20 Haziran 2020

"Kendi benliğini ezmeden 'biz' olma hali"

Aşk, insanın egosunu yenip, bir başka varlığın içinde eriyip, yok olma isteği ile ilgilidir

Zeynep Bastık'ı ilk kez Emirgan'daki Gizli Kalsın'da dinlemiştim.

Tabii o günlerde bu kadar ünlü olacağını tahmin edemezdim ama yapmacık olmayan yorumculuğu ve sempatik hali tavrıyla bir şeyler olacağı çok belliydi.

Tabii "bu yaşta" gece kulüplerinde filan dolaşıyor olmamı eleştirebilirsiniz ama ben henüz "o yaşta" olmadığım kanısındayım.

Zaten Gizli Kalsın'ın müdavimi olan gençler de beni Hasan Cemal zannediyorlardı, onun için kendimi rahat hissedip, kasmıyordum.

Zeynep Bastık, geçenlerde Hakan Gence'ye bir demeç verdi ve nişanlısı Tolga Akış'ı kastederek "bu ikimizin de hayatındaki en huzurlu ilişki" dedi.

Küçücük kızların, böyle gün görmüş – geçirmiş ve sonra bir dağdaki mağarada inzivaya çekilmiş aksakallı ihtiyarlar gibi konuşmalarına bayılıyorum.

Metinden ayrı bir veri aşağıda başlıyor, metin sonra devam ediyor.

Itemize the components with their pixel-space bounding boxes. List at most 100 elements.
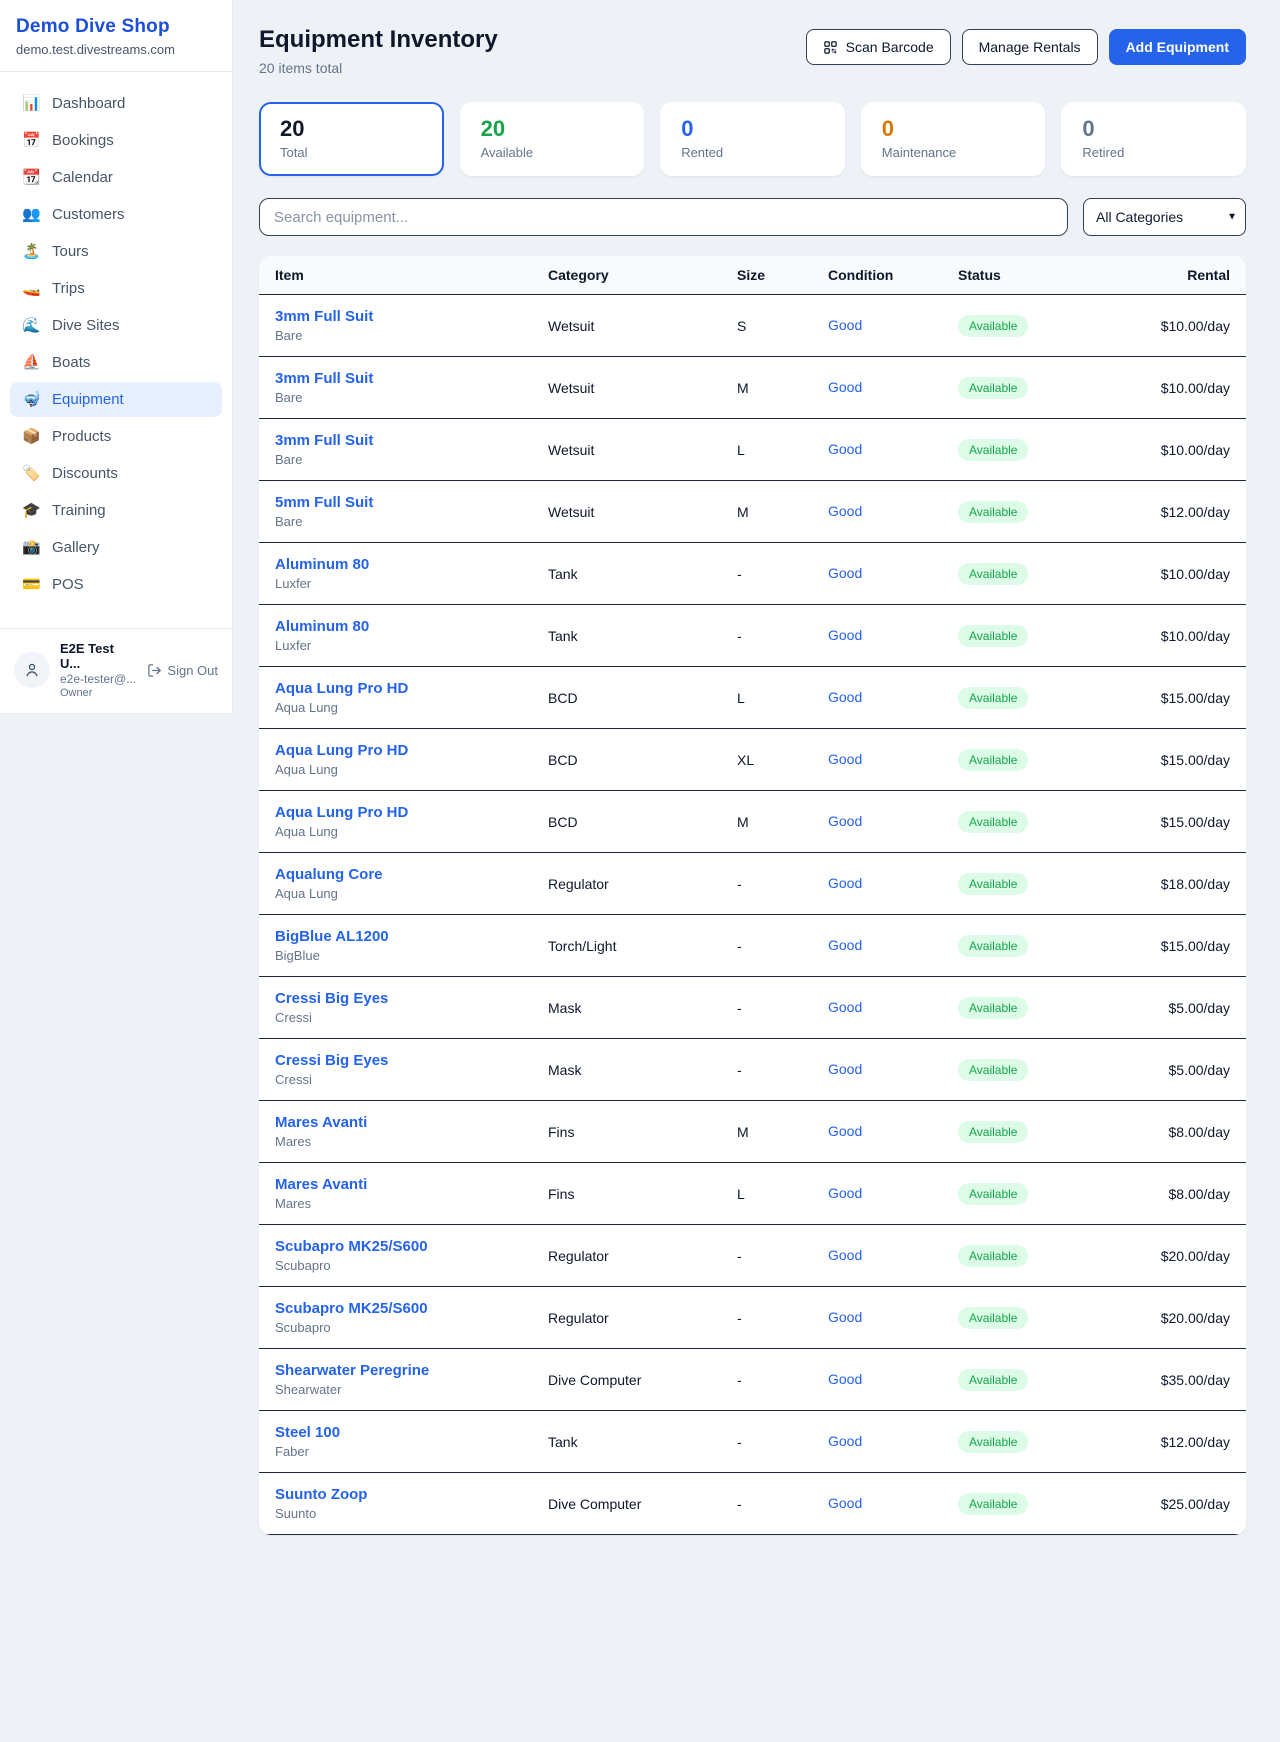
col-header-category: Category	[532, 256, 721, 295]
condition-link[interactable]: Good	[828, 1309, 862, 1325]
stat-card[interactable]: 0 Maintenance	[861, 102, 1046, 176]
size-cell: -	[721, 1039, 812, 1101]
condition-link[interactable]: Good	[828, 627, 862, 643]
condition-link[interactable]: Good	[828, 379, 862, 395]
sidebar-item-training[interactable]: 🎓 Training	[10, 493, 222, 528]
status-badge: Available	[958, 1431, 1028, 1453]
brand-domain: demo.test.divestreams.com	[16, 42, 216, 57]
condition-link[interactable]: Good	[828, 1433, 862, 1449]
condition-link[interactable]: Good	[828, 441, 862, 457]
item-link[interactable]: Scubapro MK25/S600	[275, 1238, 516, 1255]
condition-link[interactable]: Good	[828, 1123, 862, 1139]
sidebar-item-calendar[interactable]: 📆 Calendar	[10, 160, 222, 195]
condition-link[interactable]: Good	[828, 1185, 862, 1201]
stat-card[interactable]: 20 Available	[460, 102, 645, 176]
item-brand: Scubapro	[275, 1258, 516, 1273]
search-input[interactable]	[259, 198, 1068, 236]
item-link[interactable]: Scubapro MK25/S600	[275, 1300, 516, 1317]
sidebar-item-boats[interactable]: ⛵ Boats	[10, 345, 222, 380]
condition-link[interactable]: Good	[828, 1247, 862, 1263]
item-link[interactable]: Aqualung Core	[275, 866, 516, 883]
category-filter-select[interactable]: All Categories	[1083, 198, 1246, 236]
condition-link[interactable]: Good	[828, 689, 862, 705]
item-link[interactable]: BigBlue AL1200	[275, 928, 516, 945]
condition-cell: Good	[812, 419, 942, 481]
rental-cell: $15.00/day	[1092, 791, 1246, 853]
item-link[interactable]: Aqua Lung Pro HD	[275, 804, 516, 821]
size-cell: -	[721, 1473, 812, 1535]
item-link[interactable]: Aqua Lung Pro HD	[275, 742, 516, 759]
item-cell: BigBlue AL1200 BigBlue	[259, 915, 532, 977]
condition-link[interactable]: Good	[828, 751, 862, 767]
sidebar-item-products[interactable]: 📦 Products	[10, 419, 222, 454]
stats-row: 20 Total 20 Available 0 Rented 0 Mainten…	[259, 102, 1246, 176]
rental-cell: $12.00/day	[1092, 1411, 1246, 1473]
item-link[interactable]: Mares Avanti	[275, 1114, 516, 1131]
sidebar-item-gallery[interactable]: 📸 Gallery	[10, 530, 222, 565]
item-link[interactable]: Mares Avanti	[275, 1176, 516, 1193]
sidebar-item-tours[interactable]: 🏝️ Tours	[10, 234, 222, 269]
rental-cell: $8.00/day	[1092, 1163, 1246, 1225]
sidebar-item-bookings[interactable]: 📅 Bookings	[10, 123, 222, 158]
item-link[interactable]: 5mm Full Suit	[275, 494, 516, 511]
pos-icon: 💳	[22, 577, 40, 592]
item-link[interactable]: Suunto Zoop	[275, 1486, 516, 1503]
item-link[interactable]: Aluminum 80	[275, 618, 516, 635]
item-link[interactable]: 3mm Full Suit	[275, 370, 516, 387]
item-cell: Shearwater Peregrine Shearwater	[259, 1349, 532, 1411]
condition-link[interactable]: Good	[828, 813, 862, 829]
item-link[interactable]: 3mm Full Suit	[275, 432, 516, 449]
sidebar-item-dashboard[interactable]: 📊 Dashboard	[10, 86, 222, 121]
avatar	[14, 652, 50, 688]
condition-link[interactable]: Good	[828, 317, 862, 333]
category-cell: Wetsuit	[532, 481, 721, 543]
add-equipment-button[interactable]: Add Equipment	[1109, 29, 1246, 65]
rental-cell: $5.00/day	[1092, 977, 1246, 1039]
table-row: Aqua Lung Pro HD Aqua Lung BCD XL Good A…	[259, 729, 1246, 791]
user-name: E2E Test U...	[60, 641, 137, 671]
manage-rentals-button[interactable]: Manage Rentals	[962, 29, 1098, 65]
size-cell: M	[721, 1101, 812, 1163]
scan-barcode-button[interactable]: Scan Barcode	[806, 29, 951, 65]
rental-cell: $15.00/day	[1092, 915, 1246, 977]
stat-card[interactable]: 0 Retired	[1061, 102, 1246, 176]
condition-link[interactable]: Good	[828, 937, 862, 953]
condition-link[interactable]: Good	[828, 1495, 862, 1511]
item-link[interactable]: Aluminum 80	[275, 556, 516, 573]
sidebar-item-trips[interactable]: 🚤 Trips	[10, 271, 222, 306]
sidebar-item-pos[interactable]: 💳 POS	[10, 567, 222, 602]
item-link[interactable]: Cressi Big Eyes	[275, 1052, 516, 1069]
table-row: Aluminum 80 Luxfer Tank - Good Available…	[259, 605, 1246, 667]
condition-link[interactable]: Good	[828, 875, 862, 891]
condition-cell: Good	[812, 1225, 942, 1287]
status-cell: Available	[942, 791, 1092, 853]
sidebar-item-discounts[interactable]: 🏷️ Discounts	[10, 456, 222, 491]
sidebar-item-equipment[interactable]: 🤿 Equipment	[10, 382, 222, 417]
stat-card[interactable]: 20 Total	[259, 102, 444, 176]
item-link[interactable]: Aqua Lung Pro HD	[275, 680, 516, 697]
stat-card[interactable]: 0 Rented	[660, 102, 845, 176]
condition-link[interactable]: Good	[828, 1061, 862, 1077]
condition-link[interactable]: Good	[828, 999, 862, 1015]
condition-link[interactable]: Good	[828, 503, 862, 519]
equipment-icon: 🤿	[22, 392, 40, 407]
stat-label: Rented	[681, 145, 824, 160]
scan-barcode-label: Scan Barcode	[846, 39, 934, 55]
sidebar-item-dive-sites[interactable]: 🌊 Dive Sites	[10, 308, 222, 343]
page-title: Equipment Inventory	[259, 26, 498, 54]
user-box: E2E Test U... e2e-tester@... Owner Sign …	[0, 628, 232, 713]
status-badge: Available	[958, 501, 1028, 523]
sidebar-item-customers[interactable]: 👥 Customers	[10, 197, 222, 232]
sidebar-item-label: Equipment	[52, 391, 124, 408]
condition-link[interactable]: Good	[828, 1371, 862, 1387]
size-cell: -	[721, 1225, 812, 1287]
item-link[interactable]: Cressi Big Eyes	[275, 990, 516, 1007]
item-link[interactable]: 3mm Full Suit	[275, 308, 516, 325]
item-link[interactable]: Steel 100	[275, 1424, 516, 1441]
col-header-status: Status	[942, 256, 1092, 295]
item-cell: 3mm Full Suit Bare	[259, 295, 532, 357]
status-badge: Available	[958, 1183, 1028, 1205]
condition-link[interactable]: Good	[828, 565, 862, 581]
item-link[interactable]: Shearwater Peregrine	[275, 1362, 516, 1379]
sign-out-button[interactable]: Sign Out	[147, 663, 218, 678]
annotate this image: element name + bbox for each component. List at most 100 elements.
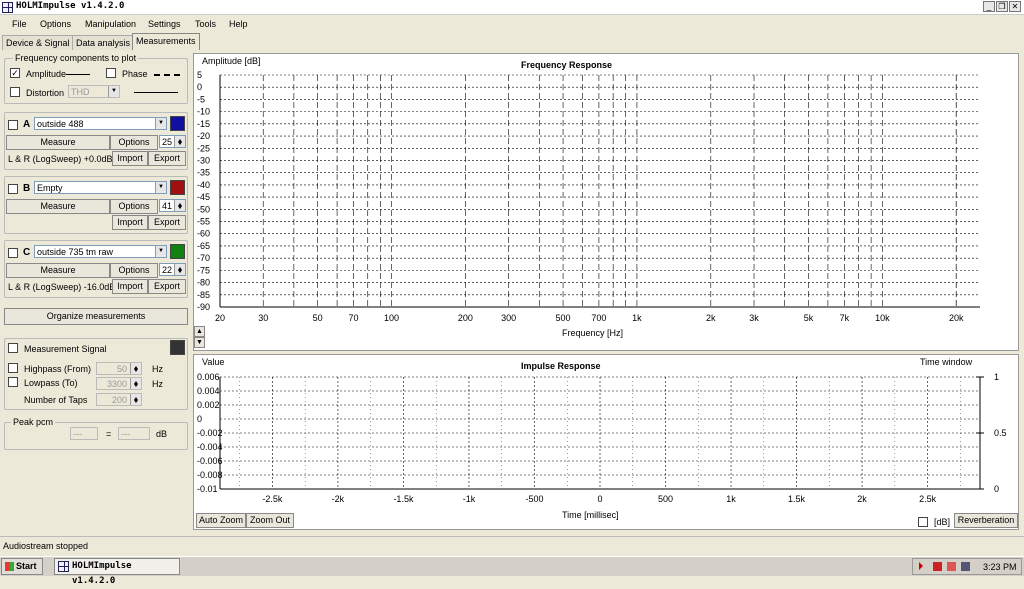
time-window-tick-label: 1 — [994, 372, 999, 382]
close-button[interactable]: ✕ — [1009, 1, 1021, 12]
tray-arrow-icon[interactable] — [919, 562, 923, 570]
menu-settings[interactable]: Settings — [148, 19, 181, 29]
measurement-c-export-button[interactable]: Export — [148, 279, 186, 294]
highpass-unit: Hz — [152, 364, 163, 374]
taskbar-app-label: HOLMImpulse v1.4.2.0 — [72, 561, 132, 586]
impulse-xtick-label: 1.5k — [788, 494, 806, 504]
impulse-xlabel: Time [millisec] — [562, 510, 619, 520]
auto-zoom-button[interactable]: Auto Zoom — [196, 513, 246, 528]
phase-checkbox[interactable] — [106, 68, 116, 78]
measurement-signal-color[interactable] — [170, 340, 185, 355]
measurement-c-color[interactable] — [170, 244, 185, 259]
chevron-down-icon: ▼ — [155, 118, 166, 129]
spinner-arrows-icon[interactable] — [174, 264, 185, 275]
freq-xtick-label: 200 — [458, 313, 473, 323]
measurement-a-checkbox[interactable] — [8, 120, 18, 130]
measurement-b-options-button[interactable]: Options — [110, 199, 158, 214]
freq-ytick-label: -5 — [197, 94, 205, 104]
minimize-button[interactable]: _ — [983, 1, 995, 12]
measurement-a-spin-value: 25 — [162, 137, 173, 147]
tab-device-signal[interactable]: Device & Signal — [2, 35, 74, 50]
measurement-a-import-button[interactable]: Import — [112, 151, 148, 166]
title-bar: HOLMImpulse v1.4.2.0 _ ❐ ✕ — [0, 0, 1024, 15]
impulse-ytick-label: 0 — [197, 414, 202, 424]
distortion-checkbox[interactable] — [10, 87, 20, 97]
menu-options[interactable]: Options — [40, 19, 71, 29]
reverberation-button[interactable]: Reverberation — [954, 513, 1018, 528]
peak-left-value: --- — [73, 429, 82, 439]
clock: 3:23 PM — [983, 562, 1017, 572]
start-button[interactable]: Start — [1, 558, 43, 575]
impulse-response-chart[interactable]: 0.006 0.004 0.002 0 -0.002 -0.004 -0.006 -0.008… — [194, 355, 1018, 529]
menu-tools[interactable]: Tools — [195, 19, 216, 29]
freq-xtick-label: 30 — [258, 313, 268, 323]
measurement-a-export-button[interactable]: Export — [148, 151, 186, 166]
measurement-b-measure-button[interactable]: Measure — [6, 199, 110, 214]
impulse-ytick-label: 0.002 — [197, 400, 220, 410]
measurement-b-import-button[interactable]: Import — [112, 215, 148, 230]
measurement-a-color[interactable] — [170, 116, 185, 131]
impulse-ytick-label: 0.004 — [197, 386, 220, 396]
measurement-a-spinner[interactable]: 25 — [159, 135, 186, 148]
measurement-signal-checkbox[interactable] — [8, 343, 18, 353]
distortion-label: Distortion — [26, 88, 65, 98]
freq-ytick-label: -70 — [197, 253, 210, 263]
freq-ytick-label: -45 — [197, 192, 210, 202]
spinner-arrows-icon[interactable] — [130, 394, 141, 405]
peak-pcm-legend: Peak pcm — [11, 417, 56, 427]
measurement-c-measure-button[interactable]: Measure — [6, 263, 110, 278]
impulse-xtick-label: 500 — [658, 494, 673, 504]
scroll-up-arrow-icon[interactable]: ▲ — [194, 326, 205, 337]
measurement-b-checkbox[interactable] — [8, 184, 18, 194]
measurement-c-import-button[interactable]: Import — [112, 279, 148, 294]
freq-xtick-label: 70 — [349, 313, 359, 323]
highpass-spinner[interactable]: 50 — [96, 362, 142, 375]
freq-ytick-label: -15 — [197, 119, 210, 129]
organize-measurements-button[interactable]: Organize measurements — [4, 308, 188, 325]
taps-spinner[interactable]: 200 — [96, 393, 142, 406]
freq-ytick-label: -90 — [197, 302, 210, 312]
measurement-b-spinner[interactable]: 41 — [159, 199, 186, 212]
security-icon[interactable] — [947, 562, 956, 571]
spinner-arrows-icon[interactable] — [130, 363, 141, 374]
tab-measurements[interactable]: Measurements — [132, 33, 200, 50]
freq-ytick-label: -10 — [197, 107, 210, 117]
highpass-checkbox[interactable] — [8, 363, 18, 373]
app-icon — [2, 2, 13, 13]
tab-data-analysis[interactable]: Data analysis — [72, 35, 135, 50]
spinner-arrows-icon[interactable] — [130, 378, 141, 389]
menu-manipulation[interactable]: Manipulation — [85, 19, 136, 29]
lowpass-checkbox[interactable] — [8, 377, 18, 387]
spinner-arrows-icon[interactable] — [174, 136, 185, 147]
measurement-a-select[interactable]: outside 488 ▼ — [34, 117, 167, 130]
scroll-down-arrow-icon[interactable]: ▼ — [194, 337, 205, 348]
measurement-c-spinner[interactable]: 22 — [159, 263, 186, 276]
measurement-c-options-button[interactable]: Options — [110, 263, 158, 278]
measurement-a-measure-button[interactable]: Measure — [6, 135, 110, 150]
taskbar-app-item[interactable]: HOLMImpulse v1.4.2.0 — [54, 558, 180, 586]
measurement-b-export-button[interactable]: Export — [148, 215, 186, 230]
menu-help[interactable]: Help — [229, 19, 248, 29]
zoom-out-button[interactable]: Zoom Out — [246, 513, 294, 528]
menu-file[interactable]: File — [12, 19, 27, 29]
volume-icon[interactable] — [961, 562, 970, 571]
frequency-response-chart[interactable]: 50-5-10-15-20-25-30-35-40-45-50-55-60-65… — [194, 54, 1018, 350]
measurement-a-options-button[interactable]: Options — [110, 135, 158, 150]
impulse-ytick-label: 0.006 — [197, 372, 220, 382]
amplitude-checkbox[interactable]: ✓ — [10, 68, 20, 78]
spinner-arrows-icon[interactable] — [174, 200, 185, 211]
restore-button[interactable]: ❐ — [996, 1, 1008, 12]
distortion-select[interactable]: THD ▼ — [68, 85, 120, 98]
chevron-down-icon: ▼ — [108, 86, 119, 97]
measurement-a-info: L & R (LogSweep) +0.0dB — [8, 154, 113, 164]
distortion-select-value: THD — [71, 87, 90, 97]
lowpass-spinner[interactable]: 3300 — [96, 377, 142, 390]
freq-components-legend: Frequency components to plot — [13, 53, 139, 63]
freq-xtick-label: 7k — [840, 313, 850, 323]
measurement-b-color[interactable] — [170, 180, 185, 195]
measurement-c-checkbox[interactable] — [8, 248, 18, 258]
measurement-c-select[interactable]: outside 735 tm raw ▼ — [34, 245, 167, 258]
measurement-b-select[interactable]: Empty ▼ — [34, 181, 167, 194]
db-checkbox[interactable] — [918, 517, 928, 527]
pdf-icon[interactable] — [933, 562, 942, 571]
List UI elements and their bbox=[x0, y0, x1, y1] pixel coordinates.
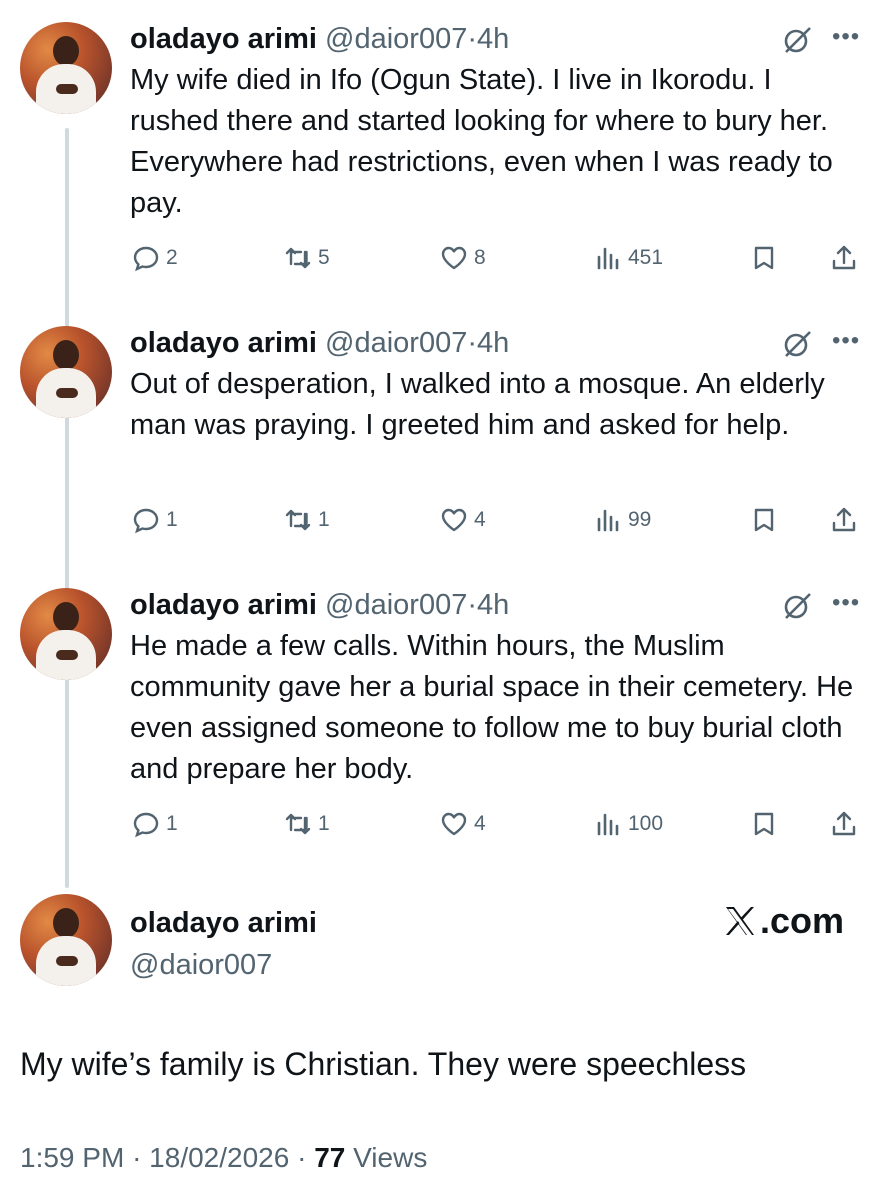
tweet-actions: 1 1 4 100 bbox=[0, 806, 884, 842]
separator: · bbox=[467, 23, 478, 55]
avatar[interactable] bbox=[20, 588, 112, 680]
separator: · bbox=[297, 1142, 307, 1173]
retweet-icon bbox=[285, 813, 311, 835]
bookmark-icon bbox=[754, 812, 774, 836]
views-button[interactable]: 99 bbox=[594, 502, 651, 538]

Düşünün ki 30 yaşına varmasına bile daha yıllar var ve ama kendinden çok emin olarak bunu söyleyebiliyor: "Hayatımdaki en huzurlu ilişki!"

Bunu okurken tahtaya vurdum ki nazarım değmesin.

Zeynep Hanım, nişanlısıyla ilişkisini "huzur" ortak parantezine aldıktan sonra "bu aşkı en iyi teslimiyet kelimesi ile açıklayabiliriz" diyor.

Ve böylece bu haftaki sohbet konumuza da karar vermiş bulunuyoruz.

* * *

Aşk dediğimiz duygunun bir yönü de insanın kendisinden vazgeçme halidir.

Kişiliğinin, bir başkasının kişiliği içinde eriyip, yok olmasına gönüllü olmak demektir.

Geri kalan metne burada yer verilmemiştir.